Еще большую известность имел прадед Михаил Борисович – боярин и воевода. В царствование Бориса Годунова Михаил Борисович Шеин был пожалован чином чашника. В 1602–1603 годах участвовал в подавлении голодных бунтов крестьян и холопов. В 1605 году возведен в чин окольничего.

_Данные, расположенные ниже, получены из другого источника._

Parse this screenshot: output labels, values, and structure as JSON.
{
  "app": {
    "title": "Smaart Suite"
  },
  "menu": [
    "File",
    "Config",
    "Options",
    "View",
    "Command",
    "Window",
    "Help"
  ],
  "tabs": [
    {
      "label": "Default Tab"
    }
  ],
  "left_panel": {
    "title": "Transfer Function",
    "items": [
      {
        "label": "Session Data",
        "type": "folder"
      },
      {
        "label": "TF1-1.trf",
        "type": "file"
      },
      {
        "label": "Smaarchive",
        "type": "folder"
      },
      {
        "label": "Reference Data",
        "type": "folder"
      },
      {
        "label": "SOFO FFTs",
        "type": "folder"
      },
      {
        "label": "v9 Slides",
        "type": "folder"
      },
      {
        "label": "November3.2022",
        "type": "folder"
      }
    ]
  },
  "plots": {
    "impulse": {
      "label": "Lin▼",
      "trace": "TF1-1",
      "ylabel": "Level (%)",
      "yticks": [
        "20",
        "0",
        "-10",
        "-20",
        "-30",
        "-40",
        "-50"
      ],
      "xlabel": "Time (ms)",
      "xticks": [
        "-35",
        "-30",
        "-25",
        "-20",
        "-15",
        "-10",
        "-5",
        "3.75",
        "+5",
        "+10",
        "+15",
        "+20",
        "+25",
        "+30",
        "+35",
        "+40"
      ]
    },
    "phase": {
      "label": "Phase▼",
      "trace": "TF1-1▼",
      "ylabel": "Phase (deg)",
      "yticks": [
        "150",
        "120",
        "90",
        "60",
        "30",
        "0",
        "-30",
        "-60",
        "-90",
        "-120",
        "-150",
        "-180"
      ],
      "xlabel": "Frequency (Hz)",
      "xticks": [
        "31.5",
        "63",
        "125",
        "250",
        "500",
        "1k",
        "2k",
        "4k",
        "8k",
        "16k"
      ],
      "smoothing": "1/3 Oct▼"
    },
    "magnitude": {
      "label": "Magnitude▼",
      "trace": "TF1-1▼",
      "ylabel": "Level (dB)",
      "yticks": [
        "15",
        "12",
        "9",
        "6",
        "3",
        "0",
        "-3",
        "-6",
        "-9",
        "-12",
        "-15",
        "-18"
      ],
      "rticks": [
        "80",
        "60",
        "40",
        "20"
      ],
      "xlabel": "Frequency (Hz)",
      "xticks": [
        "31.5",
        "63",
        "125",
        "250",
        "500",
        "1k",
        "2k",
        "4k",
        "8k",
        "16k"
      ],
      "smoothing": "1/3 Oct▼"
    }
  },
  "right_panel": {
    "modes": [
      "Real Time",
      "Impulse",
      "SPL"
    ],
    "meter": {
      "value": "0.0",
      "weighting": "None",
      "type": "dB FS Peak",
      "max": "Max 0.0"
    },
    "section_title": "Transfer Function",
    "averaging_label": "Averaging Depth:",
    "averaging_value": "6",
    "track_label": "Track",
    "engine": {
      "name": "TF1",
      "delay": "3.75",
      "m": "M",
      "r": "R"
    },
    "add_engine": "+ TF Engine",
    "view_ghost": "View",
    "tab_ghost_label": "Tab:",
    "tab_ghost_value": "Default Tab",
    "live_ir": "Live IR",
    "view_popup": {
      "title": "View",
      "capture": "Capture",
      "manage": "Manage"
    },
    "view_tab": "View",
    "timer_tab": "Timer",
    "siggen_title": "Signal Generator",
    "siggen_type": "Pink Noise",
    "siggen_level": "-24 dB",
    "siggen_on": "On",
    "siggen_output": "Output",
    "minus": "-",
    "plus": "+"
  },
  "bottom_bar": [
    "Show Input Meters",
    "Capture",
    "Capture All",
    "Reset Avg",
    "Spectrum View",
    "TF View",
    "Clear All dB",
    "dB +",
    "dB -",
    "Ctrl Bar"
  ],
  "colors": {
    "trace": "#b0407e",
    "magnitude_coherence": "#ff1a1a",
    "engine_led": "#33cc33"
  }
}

При царе Василии Ивановиче Шуйском в 1607 году Михаил Борисович «пожалован» боярином. Активно участвовал в военных действиях против войска Ивана Исаевича Болотникова. С конца 1607 года в должности воеводы находился в Смоленске. Во время польско-литовской агрессии возглавлял оборону Смоленска в 1609–1611 годах всего лишь с четырехтысячным гарнизоном.

3 июня 1611 года, будучи раненым и одним из немногих уцелевших защитников Смоленска, попал к полякам в плен. Его пытали, хотели казнить, но польский король, узнав о его героических действиях, проникся рыцарским благородством и помиловал. Однако возвратиться в Россию не разрешил, а вместе с семьей приказал отправить в Польшу в качестве пленника.

Находясь в плену, Михаил Борисович коротко сошелся с будущим патриархом Филаретом, отцом царя Михаила Федоровича. Вместе с ним и другими видными русскими боярами был возвращен в Россию в 1619 году при обмене пленными.

В 1620–1621, а также в 1625–1628 годах возглавлял один из сыскных приказов. С 1628 по 1632 год руководил Пушкарским приказом. Кроме того, в период с 1620 по 1632 год, пользуясь расположением патриарха Филарета и царя Михаила Федоровича, принимал участие в многочисленных дипломатических переговорах.

Во время русско-польской войны за Смоленск, в апреле 1632 года, был назначен командующим русской армией. После неудачной попытки взять у поляков Смоленск, попал в окружение. Среди воинских начальников возникли ссоры и раздоры. Войско страдало от холода, голода и болезней. Чтобы сохранить остатки войска, вступил в переговоры. Они закончились 15 февраля 1634 года капитуляцией и оставлением противнику 123 орудий, но сохранением воинской силы.

По возвращении в Москву Михаил Борисович Шеин Боярской думой был обвинен в измене, и по ее же приговору казнен 28 апреля. Царь вступиться за Михаила Шеина не пожелал. Как говорится, умыл руки. А покровителя – патриарха Филарета – уже не было. Умер годом ранее.

После Михаила Борисовича остался сын Иван, который хоть и бывал при царском дворе, но предпочитал держаться в тени, опасаясь участи казненного родителя. И только по истечении многих лет стал появляться при дворе.

Вот таковы были предки курского воеводы Алексея Семеновича.

Сам Алексей Семенович Шеин родился в 1662 году в семье царского стольника Семена Ивановича Шеина. В юном возрасте принимал участие в различных придворных церемониях. А в 1671 году присутствовал на свадьбе царя Алексея Михайловича и Натальи Кирилловны Нарышкиной – матери Петра Алексеевича. Когда в 1676 году преставился Алексей Михайлович, он участвовал в церемонии погребения.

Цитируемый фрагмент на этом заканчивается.